Wiedereinsetzung in den vorigen Stand
§ 33. (1) Wenn eine Partei glaubhaft macht, dass sie durch ein unvorhergesehenes oder unabwendbares Ereignis - so dadurch, dass sie von einer Zustellung ohne ihr Verschulden keine Kenntnis erlangt hat - eine Frist oder eine mündliche Verhandlung versäumt und dadurch einen Rechtsnachteil erleidet, so ist dieser Partei auf Antrag die Wiedereinsetzung in den vorigen Stand zu bewilligen. Dass der Partei ein Verschulden an der Versäumung zur Last liegt, hindert die Bewilligung der Wiedereinsetzung nicht, wenn es sich nur um einen minderen Grad des Versehens handelt.
(2) Die Wiedereinsetzung in den vorigen Stand wegen Versäumung der Frist zur Stellung eines Vorlageantrags ist auch dann zu bewilligen, wenn die Frist versäumt wurde, weil die anzufechtende Beschwerdevorentscheidung fälschlich ein Rechtsmittel eingeräumt und die Partei das Rechtsmittel ergriffen hat oder die Beschwerdevorentscheidung keine Belehrung zur Stellung eines Vorlageantrags, keine Frist zur Stellung eines Vorlageantrags oder die Angabe enthält, dass kein Rechtsmittel zulässig sei.

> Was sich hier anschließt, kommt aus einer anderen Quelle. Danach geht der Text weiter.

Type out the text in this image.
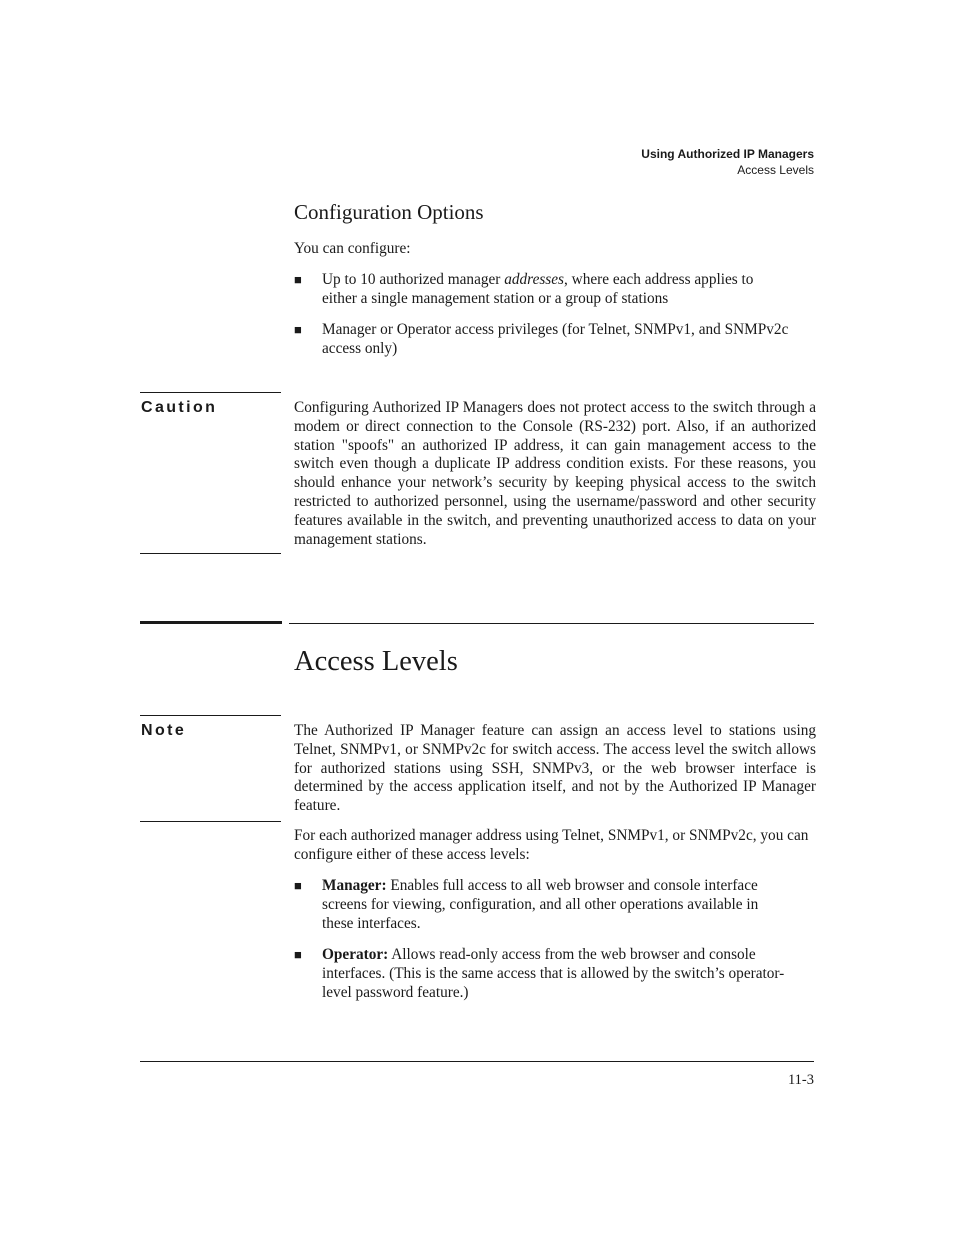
Using Authorized IP Managers
Access Levels
Configuration Options
You can configure:
■ Up to 10 authorized manager addresses, where each address applies to either a single management station or a group of stations
■ Manager or Operator access privileges (for Telnet, SNMPv1, and SNMPv2c access only)
Caution	Configuring Authorized IP Managers does not protect access to the switch through a modem or direct connection to the Console (RS-232) port. Also, if an authorized station "spoofs" an authorized IP address, it can gain management access to the switch even though a duplicate IP address condition exists. For these reasons, you should enhance your network’s security by keeping physical access to the switch restricted to authorized personnel, using the username/password and other security features available in the switch, and preventing unauthorized access to data on your management stations.
Access Levels
Note	The Authorized IP Manager feature can assign an access level to stations using Telnet, SNMPv1, or SNMPv2c for switch access. The access level the switch allows for authorized stations using SSH, SNMPv3, or the web browser interface is determined by the access application itself, and not by the Authorized IP Manager feature.
For each authorized manager address using Telnet, SNMPv1, or SNMPv2c, you can configure either of these access levels:
■ Manager: Enables full access to all web browser and console interface screens for viewing, configuration, and all other operations available in these interfaces.
■ Operator: Allows read-only access from the web browser and console interfaces. (This is the same access that is allowed by the switch’s operator-level password feature.)
11-3
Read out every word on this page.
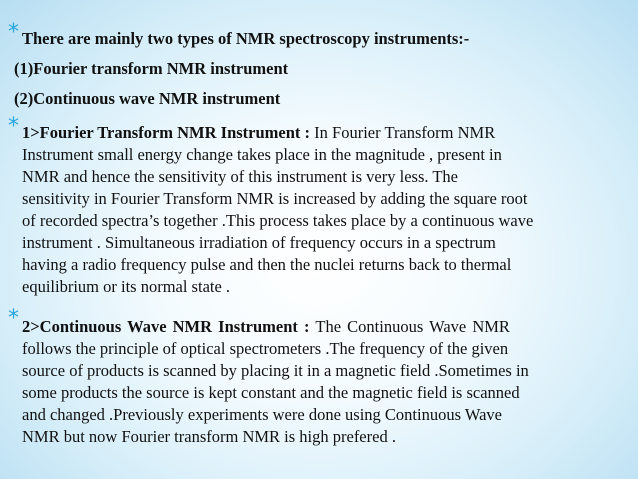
* There are mainly two types of NMR spectroscopy instruments:-
(1)Fourier transform NMR instrument
(2)Continuous wave NMR instrument
* 1>Fourier Transform NMR Instrument : In Fourier Transform NMR
Instrument small energy change takes place in the magnitude , present in
NMR and hence the sensitivity of this instrument is very less. The
sensitivity in Fourier Transform NMR is increased by adding the square root
of recorded spectra’s together .This process takes place by a continuous wave
instrument . Simultaneous irradiation of frequency occurs in a spectrum
having a radio frequency pulse and then the nuclei returns back to thermal
equilibrium or its normal state .
* 2>Continuous Wave NMR Instrument : The Continuous Wave NMR
follows the principle of optical spectrometers .The frequency of the given
source of products is scanned by placing it in a magnetic field .Sometimes in
some products the source is kept constant and the magnetic field is scanned
and changed .Previously experiments were done using Continuous Wave
NMR but now Fourier transform NMR is high prefered .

(3) Der Antrag auf Wiedereinsetzung ist in den Fällen des Abs. 1 bis zur Vorlage der Beschwerde bei der Behörde, ab Vorlage der Beschwerde beim Verwaltungsgericht binnen zwei Wochen nach dem Wegfall des Hindernisses zu stellen. In den Fällen des Abs. 2 ist der Antrag binnen zwei Wochen
1. nach Zustellung eines Bescheides oder einer gerichtlichen Entscheidung, der bzw. die das Rechtsmittel als unzulässig zurückgewiesen hat, bzw.
2. nach dem Zeitpunkt, in dem die Partei von der Zulässigkeit der Stellung eines Antrags auf Vorlage Kenntnis erlangt hat,
bei der Behörde zu stellen. Die versäumte Handlung ist gleichzeitig nachzuholen.
(4) Bis zur Vorlage der Beschwerde hat über den Antrag die Behörde mit Bescheid zu entscheiden. § 15 Abs. 3 ist sinngemäß anzuwenden. Ab Vorlage der Beschwerde hat über den Antrag das Verwaltungsgericht mit Beschluss zu entscheiden. Die Behörde oder das Verwaltungsgericht kann dem Antrag auf Wiedereinsetzung die aufschiebende Wirkung zuerkennen.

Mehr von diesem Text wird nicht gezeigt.